Beigi Ali Akbar, Sadeghi Amir Mir Mohammad, Khosravi Ali Reza, Karami Mehdi, Masoudpour Hassan
Vascular Surgery Department, Isfahan University of Medical Sciences, Alzahra Hospital, Isfahan, Iran.
J Vasc Access. 2009 Jul-Sep;10(3):160-6. doi: 10.1177/112972980901000305.
Access to the vascular system is necessary in patients with chronic renal failure planned to undergo dialysis. One of the complications of end-stage renal disease patients is pulmonary hypertension (PHT). Temporary arteriovenous access closure and successful kidney transplantation causes a significant fall in cardiac output and pulmonary artery pressure (PAP), indicating the possibility that excessive pulmonary blood flow is involved in the pathogenesis of the disease. We attempted to study the relationship of PHT with arteriovenous fistula (AVF) creation, as well as to assess the relationship between AVF flow and fistula characteristics.
Fifty patients were included in the study. Echocardiography was used to evaluate systolic PAP, cardiac output (CO), and ejection fraction (EF) before creating the AVF. After a follow-up interval of at least 6 months, a second echocardiographic assessment and a Doppler sonographic assessment of their fistula flow were carried out. Complete data were available for 34 patients.
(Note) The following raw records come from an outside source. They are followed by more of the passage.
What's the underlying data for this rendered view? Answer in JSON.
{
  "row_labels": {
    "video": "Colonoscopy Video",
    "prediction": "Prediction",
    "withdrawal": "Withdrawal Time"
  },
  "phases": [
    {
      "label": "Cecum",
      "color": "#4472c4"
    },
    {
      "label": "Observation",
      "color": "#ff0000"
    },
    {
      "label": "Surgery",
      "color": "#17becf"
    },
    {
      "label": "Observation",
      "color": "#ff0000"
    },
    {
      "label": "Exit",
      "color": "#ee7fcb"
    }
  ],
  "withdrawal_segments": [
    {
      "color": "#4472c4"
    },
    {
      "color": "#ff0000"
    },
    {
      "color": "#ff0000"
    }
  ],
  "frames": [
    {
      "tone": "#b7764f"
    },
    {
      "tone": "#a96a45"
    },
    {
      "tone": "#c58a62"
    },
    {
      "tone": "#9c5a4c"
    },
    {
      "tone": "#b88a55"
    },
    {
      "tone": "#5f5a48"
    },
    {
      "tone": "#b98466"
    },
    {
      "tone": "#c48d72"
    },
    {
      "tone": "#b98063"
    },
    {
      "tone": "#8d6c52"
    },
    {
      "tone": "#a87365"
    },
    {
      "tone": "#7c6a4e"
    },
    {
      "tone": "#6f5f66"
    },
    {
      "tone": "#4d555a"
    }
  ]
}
Study data were collected from 34 patients, 28 males and 6 females with a mean age of 52 yrs ranging from 15-78 yrs. The data showed a statistically significant positive correlation between fistula flow and PAP2 and PAP changes (p <0.05). Mean fistula flow was 1322 ml/min in patients without PHT and 2750 ml/min in patients with PHT. This difference (1428 ml/min) was statistically significant (p=0.03). We found a significant negative correlation between PAP1 and EF1 and PAP2 and EF2 (p <0.05). In addition, the mean EF2 in patients without PHT was 57% in contrast to 46% in patients with PHT. Mean fistula flow in radial fistulae (mean=422 ml/min, range: 370-474 ml/min) was significantly less than brachial fistulae (mean=1463 ml, range: 270-3300 ml/min) (p=0.03). Mean systolic PAP2 of 14.8 mmHg in transplanted patients was 5.9 mmHg less than those who were not transplanted (20.7 mmHg). Diabetes was the most common cause of renal failure and diabetics had a significant reduction in their EF (15.5%) compared with non-diabetic patients (1% reduction) (p=0.016).
Fistula flow, PAP and EF of all patients should be checked at least 6 months after fistula creation. Patients with higher fistula flow rates and patients with diabetes mellitus need to be more closely observed. In addition, elderly patients with significant cardiac and other comorbidities may be more prone to develop symptoms after AVF creation.
对于计划接受透析的慢性肾衰竭患者,建立血管通路很有必要。终末期肾病患者的并发症之一是肺动脉高压(PHT)。临时性动静脉通路关闭及成功的肾移植会导致心输出量和肺动脉压(PAP)显著下降,这表明过多的肺血流量可能参与了该疾病的发病机制。我们试图研究PHT与动静脉内瘘(AVF)建立之间的关系,并评估AVF血流量与内瘘特征之间的关系。
本研究纳入50例患者。在建立AVF之前,使用超声心动图评估收缩期PAP、心输出量(CO)和射血分数(EF)。经过至少6个月的随访期后,进行第二次超声心动图评估以及对其内瘘血流量进行多普勒超声评估。34例患者获得了完整数据。
研究数据收集自34例患者,其中男性28例,女性6例,平均年龄52岁,年龄范围为15 - 78岁。数据显示,内瘘血流量与PAP2及PAP变化之间存在统计学上显著的正相关(p<0.05)。无PHT患者的平均内瘘血流量为1322 ml/min,有PHT患者为2750 ml/min。这一差异(1428 ml/min)具有统计学意义(p = 0.03)。我们发现PAP1与EF1以及PAP2与EF2之间存在显著的负相关(p<0.05)。此外,无PHT患者的平均EF2为57%,而有PHT患者为46%。桡动脉内瘘的平均血流量(平均 = 422 ml/min,范围:370 - 474 ml/min)显著低于肱动脉内瘘(平均 = 1463 ml,范围:270 - 3300 ml/min)(p = 0.03)。移植患者的平均收缩期PAP2为14.8 mmHg,比未移植患者(20.7 mmHg)低5.9 mmHg。糖尿病是肾衰竭最常见的原因,与非糖尿病患者相比,糖尿病患者的EF显著降低(降低15.5%),而非糖尿病患者降低1%(p = 0.016)。
在建立内瘘后至少6个月,应检查所有患者的内瘘血流量、PAP和EF。内瘘血流量较高的患者和糖尿病患者需要更密切地观察。此外,患有严重心脏疾病及其他合并症的老年患者在建立AVF后可能更容易出现症状。